We'll see where the Kraken takes me...

Thursday, May 17, 2018

VanLife Day 10 or We Don't Own Our Next Breath

The Kraken at sunrise on day ten of VanLife.

It was a beautiful morning, the kind that makes you glad to be alive.  The birds were in full chorus and the air was cool and crisp and gentle on my skin.  A soft breeze ruffled the leaves in the trees and the smell of spring was in the air.  I was reminded of the old hymn, "Morning Has Broken" made popular in secular culture by Cat Stevens in the 1970's.

Morning had broken for some, though not for others and I was reminded of an incident that happened the other night at around midnight while I was sleeping in the van.  It's a moment in time I'm not likely to forget.

I had fallen asleep earlier, around 10 pm or so.  It had been a long busy day and I was tired to my bones.  My bed is oh, so very comfortable and my blanket so very soft.  The temperature in the van was just right for sleeping and so sleep came quickly.

I was awoken around midnight by a scream I shan't forget.  It was across between a scream and a wail.  It was followed by two more, each one weaker than the last.  The first one woke me up; the next two chilled me to the bone.  Something terrible had happened.

Being in the van I couldn't tell the direction from which the scream came nor could I tell how far away the person was but I thought not terribly far, though not in close proximity either.

It wasn't long, half and minute to a minute perhaps, that emergency vehicles converged from all directions not far from me, maybe a block or two.  With all the red flashing lights, the sirens, and the sheer number of first responders I knew something terrible had indeed happened.

I didn't sleep for the rest of the night and I when morning broke I would soon find out what had happened.

Google is an ever present companion of mine.  She keeps me informed, up to date, and offers advice on where to eat or what to do from time to time.  This morning she gave me the breaking story on the midnight occurrence.

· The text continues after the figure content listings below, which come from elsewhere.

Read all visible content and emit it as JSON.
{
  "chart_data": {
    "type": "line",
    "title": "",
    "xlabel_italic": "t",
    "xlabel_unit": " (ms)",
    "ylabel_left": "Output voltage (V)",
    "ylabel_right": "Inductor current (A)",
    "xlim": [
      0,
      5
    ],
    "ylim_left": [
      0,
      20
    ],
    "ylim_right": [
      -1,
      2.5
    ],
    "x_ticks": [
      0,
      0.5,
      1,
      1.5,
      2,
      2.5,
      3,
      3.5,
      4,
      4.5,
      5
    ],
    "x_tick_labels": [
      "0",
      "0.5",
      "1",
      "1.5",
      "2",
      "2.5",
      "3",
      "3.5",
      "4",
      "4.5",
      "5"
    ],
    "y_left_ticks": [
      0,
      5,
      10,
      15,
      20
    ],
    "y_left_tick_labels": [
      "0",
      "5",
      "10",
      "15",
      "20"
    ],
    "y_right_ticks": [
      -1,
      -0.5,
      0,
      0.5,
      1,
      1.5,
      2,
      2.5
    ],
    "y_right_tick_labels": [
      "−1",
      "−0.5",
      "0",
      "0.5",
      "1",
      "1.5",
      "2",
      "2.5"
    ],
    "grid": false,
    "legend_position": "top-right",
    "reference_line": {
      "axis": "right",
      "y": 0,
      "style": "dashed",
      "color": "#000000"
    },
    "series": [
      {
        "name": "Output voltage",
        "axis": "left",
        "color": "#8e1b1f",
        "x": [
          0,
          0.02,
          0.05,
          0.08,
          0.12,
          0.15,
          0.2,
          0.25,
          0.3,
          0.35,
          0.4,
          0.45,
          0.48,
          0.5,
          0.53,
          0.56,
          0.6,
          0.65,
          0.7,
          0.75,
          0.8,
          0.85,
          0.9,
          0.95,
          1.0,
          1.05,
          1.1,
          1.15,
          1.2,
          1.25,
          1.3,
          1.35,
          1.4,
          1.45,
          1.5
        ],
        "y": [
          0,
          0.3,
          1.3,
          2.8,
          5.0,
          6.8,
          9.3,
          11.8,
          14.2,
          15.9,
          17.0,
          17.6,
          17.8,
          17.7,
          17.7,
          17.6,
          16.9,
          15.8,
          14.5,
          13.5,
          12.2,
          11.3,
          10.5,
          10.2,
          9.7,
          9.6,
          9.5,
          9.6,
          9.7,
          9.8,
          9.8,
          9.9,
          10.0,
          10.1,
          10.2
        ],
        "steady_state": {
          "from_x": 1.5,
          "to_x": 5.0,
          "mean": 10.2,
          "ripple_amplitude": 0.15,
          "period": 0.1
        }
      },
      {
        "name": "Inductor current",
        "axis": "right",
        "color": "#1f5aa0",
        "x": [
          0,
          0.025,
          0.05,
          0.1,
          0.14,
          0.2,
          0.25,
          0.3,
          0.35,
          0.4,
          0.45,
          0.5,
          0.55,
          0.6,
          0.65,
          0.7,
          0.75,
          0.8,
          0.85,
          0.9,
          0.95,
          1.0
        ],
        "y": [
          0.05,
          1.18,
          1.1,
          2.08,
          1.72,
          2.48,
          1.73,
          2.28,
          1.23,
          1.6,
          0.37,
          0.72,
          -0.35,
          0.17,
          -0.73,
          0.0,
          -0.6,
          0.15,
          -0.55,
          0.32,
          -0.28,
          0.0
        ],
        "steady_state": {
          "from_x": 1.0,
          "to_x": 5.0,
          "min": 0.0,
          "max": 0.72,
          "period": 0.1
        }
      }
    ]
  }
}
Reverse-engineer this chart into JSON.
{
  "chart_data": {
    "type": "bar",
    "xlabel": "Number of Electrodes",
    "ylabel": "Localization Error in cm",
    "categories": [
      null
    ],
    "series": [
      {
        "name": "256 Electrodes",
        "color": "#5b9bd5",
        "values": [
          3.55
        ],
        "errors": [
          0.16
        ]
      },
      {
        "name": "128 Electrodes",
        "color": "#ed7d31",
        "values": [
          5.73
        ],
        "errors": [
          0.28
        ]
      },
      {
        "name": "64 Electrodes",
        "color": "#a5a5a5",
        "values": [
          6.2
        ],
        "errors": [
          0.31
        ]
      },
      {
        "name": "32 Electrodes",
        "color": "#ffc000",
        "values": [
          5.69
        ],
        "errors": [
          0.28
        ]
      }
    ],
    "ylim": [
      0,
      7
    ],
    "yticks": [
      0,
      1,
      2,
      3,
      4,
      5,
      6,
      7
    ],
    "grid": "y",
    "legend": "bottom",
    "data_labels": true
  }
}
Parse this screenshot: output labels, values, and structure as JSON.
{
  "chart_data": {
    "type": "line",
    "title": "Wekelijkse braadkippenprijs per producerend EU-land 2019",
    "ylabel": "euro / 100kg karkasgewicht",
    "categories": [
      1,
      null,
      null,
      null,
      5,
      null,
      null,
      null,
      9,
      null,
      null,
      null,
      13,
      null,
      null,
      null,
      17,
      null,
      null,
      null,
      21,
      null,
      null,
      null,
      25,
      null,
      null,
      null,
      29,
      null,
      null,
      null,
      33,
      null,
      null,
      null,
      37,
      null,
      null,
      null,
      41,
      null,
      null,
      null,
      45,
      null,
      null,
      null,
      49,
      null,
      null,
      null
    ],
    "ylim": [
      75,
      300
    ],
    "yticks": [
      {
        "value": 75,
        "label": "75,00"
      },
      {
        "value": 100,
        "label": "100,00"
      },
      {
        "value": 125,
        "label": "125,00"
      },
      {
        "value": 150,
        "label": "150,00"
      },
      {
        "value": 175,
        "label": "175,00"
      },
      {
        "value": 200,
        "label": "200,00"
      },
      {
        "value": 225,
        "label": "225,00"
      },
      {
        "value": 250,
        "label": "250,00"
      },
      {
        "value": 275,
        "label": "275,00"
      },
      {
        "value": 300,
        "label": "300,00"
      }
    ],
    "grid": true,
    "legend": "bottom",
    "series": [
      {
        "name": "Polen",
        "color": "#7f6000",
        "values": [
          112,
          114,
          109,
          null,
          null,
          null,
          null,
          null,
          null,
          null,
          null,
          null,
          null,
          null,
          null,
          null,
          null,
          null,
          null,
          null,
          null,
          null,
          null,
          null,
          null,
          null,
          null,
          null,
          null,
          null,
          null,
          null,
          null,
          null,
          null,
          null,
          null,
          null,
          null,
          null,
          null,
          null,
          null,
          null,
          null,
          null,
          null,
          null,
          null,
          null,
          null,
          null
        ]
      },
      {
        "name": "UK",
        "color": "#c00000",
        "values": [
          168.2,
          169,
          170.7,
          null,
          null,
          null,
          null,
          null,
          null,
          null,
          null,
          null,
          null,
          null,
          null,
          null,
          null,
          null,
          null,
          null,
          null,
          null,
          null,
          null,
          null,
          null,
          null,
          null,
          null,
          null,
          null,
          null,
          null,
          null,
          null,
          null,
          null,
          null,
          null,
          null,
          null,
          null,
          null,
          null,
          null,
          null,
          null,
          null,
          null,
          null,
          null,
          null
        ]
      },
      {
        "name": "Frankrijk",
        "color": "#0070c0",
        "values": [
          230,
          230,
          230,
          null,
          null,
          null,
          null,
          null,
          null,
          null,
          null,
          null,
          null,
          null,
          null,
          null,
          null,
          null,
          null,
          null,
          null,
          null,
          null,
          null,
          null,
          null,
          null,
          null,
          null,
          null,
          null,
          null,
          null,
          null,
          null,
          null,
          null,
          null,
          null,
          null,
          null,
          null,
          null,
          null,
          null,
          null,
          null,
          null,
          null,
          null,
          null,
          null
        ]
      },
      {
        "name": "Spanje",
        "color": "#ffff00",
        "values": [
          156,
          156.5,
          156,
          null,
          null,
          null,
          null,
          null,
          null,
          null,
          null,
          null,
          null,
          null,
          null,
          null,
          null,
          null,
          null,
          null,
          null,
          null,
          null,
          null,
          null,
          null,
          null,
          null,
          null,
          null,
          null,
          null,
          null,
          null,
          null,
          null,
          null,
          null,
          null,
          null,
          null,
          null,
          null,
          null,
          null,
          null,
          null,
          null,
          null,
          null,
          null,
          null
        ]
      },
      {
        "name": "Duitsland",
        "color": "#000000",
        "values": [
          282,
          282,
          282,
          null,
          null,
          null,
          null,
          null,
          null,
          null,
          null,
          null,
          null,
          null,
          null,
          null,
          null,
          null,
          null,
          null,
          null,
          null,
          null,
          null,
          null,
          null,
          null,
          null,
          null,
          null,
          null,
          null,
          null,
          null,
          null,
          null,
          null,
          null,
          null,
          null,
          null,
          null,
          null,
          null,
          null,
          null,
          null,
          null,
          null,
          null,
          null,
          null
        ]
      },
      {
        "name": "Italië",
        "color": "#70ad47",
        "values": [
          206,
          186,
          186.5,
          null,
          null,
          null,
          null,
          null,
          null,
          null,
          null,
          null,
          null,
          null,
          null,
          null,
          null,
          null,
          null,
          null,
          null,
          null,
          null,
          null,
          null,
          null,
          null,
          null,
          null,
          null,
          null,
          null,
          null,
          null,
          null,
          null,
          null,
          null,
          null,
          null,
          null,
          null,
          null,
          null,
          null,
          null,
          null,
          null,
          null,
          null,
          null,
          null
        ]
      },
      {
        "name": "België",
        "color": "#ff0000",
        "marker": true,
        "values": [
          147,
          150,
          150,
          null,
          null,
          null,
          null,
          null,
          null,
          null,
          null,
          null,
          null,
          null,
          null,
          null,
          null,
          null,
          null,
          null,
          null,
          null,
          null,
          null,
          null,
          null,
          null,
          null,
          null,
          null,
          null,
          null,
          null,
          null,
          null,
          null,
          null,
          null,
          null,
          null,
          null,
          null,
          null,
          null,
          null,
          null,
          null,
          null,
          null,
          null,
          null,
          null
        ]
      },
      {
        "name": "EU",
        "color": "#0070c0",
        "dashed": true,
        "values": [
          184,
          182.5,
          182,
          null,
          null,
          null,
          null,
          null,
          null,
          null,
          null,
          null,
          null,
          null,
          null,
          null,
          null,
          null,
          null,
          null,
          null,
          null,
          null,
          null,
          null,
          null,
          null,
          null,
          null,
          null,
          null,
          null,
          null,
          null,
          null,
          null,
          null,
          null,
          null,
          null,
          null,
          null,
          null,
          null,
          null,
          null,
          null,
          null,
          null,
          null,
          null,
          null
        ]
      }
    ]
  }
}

Two men, described as homeless in the article, had attempted to cross the highway about a block and a half from where the Kraken was parked for the night with me sleeping.  They crossed at the same time a car was approaching.   The driver managed to swerve and miss hitting one of the men but the other one wasn't so lucky.  He died of his injuries.

There were three people there with reason to scream that night and I don't know who all I heard but I felt for all three of them and offered a stunned and shaken prayer.  A man stopped breathing that night and it wasn't a gentle goodbye.

I've said all of that to say this: none of us own our next breath and time is shorter than you think.  My mentor in the church, Bishop Karl PrĂ¼ter of blessed memory, use to remind us of that and he would often followup with the comment that he could step off a curb and get hit by a sanitation truck at any moment.  I always wondered if he ever had a close call with a sanitation truck when he was younger.

Hummingbird Suncatcher at Crystal Revelations

I do what I do because I love it.  I love creating art.  I love sharing that with other people and I love making money doing it.  I'm an unapologetic wandering capitalistic artist.  I looked around me the other night and took stock of my time making art, traveling/living in a van, and doing what I love and I was happy with my choices.

For instance, that little hummingbird suncatcher you see above represents a very real 10 minutes of my life, six to eight minutes sculpting the bird in the flame and another two to four minuets adding color to it.  That is time I will never get back; time frozen in glass.  And I would do it again.  I'm living the life that I want.

Can you say the same thing?  If you can't, you best get to it.  A gentle reminder, you don't own your next breath dear reader and you could step off of a curb and get hit by a sanitation truck at any given moment.  Don't wait until it's too late to make your life yours.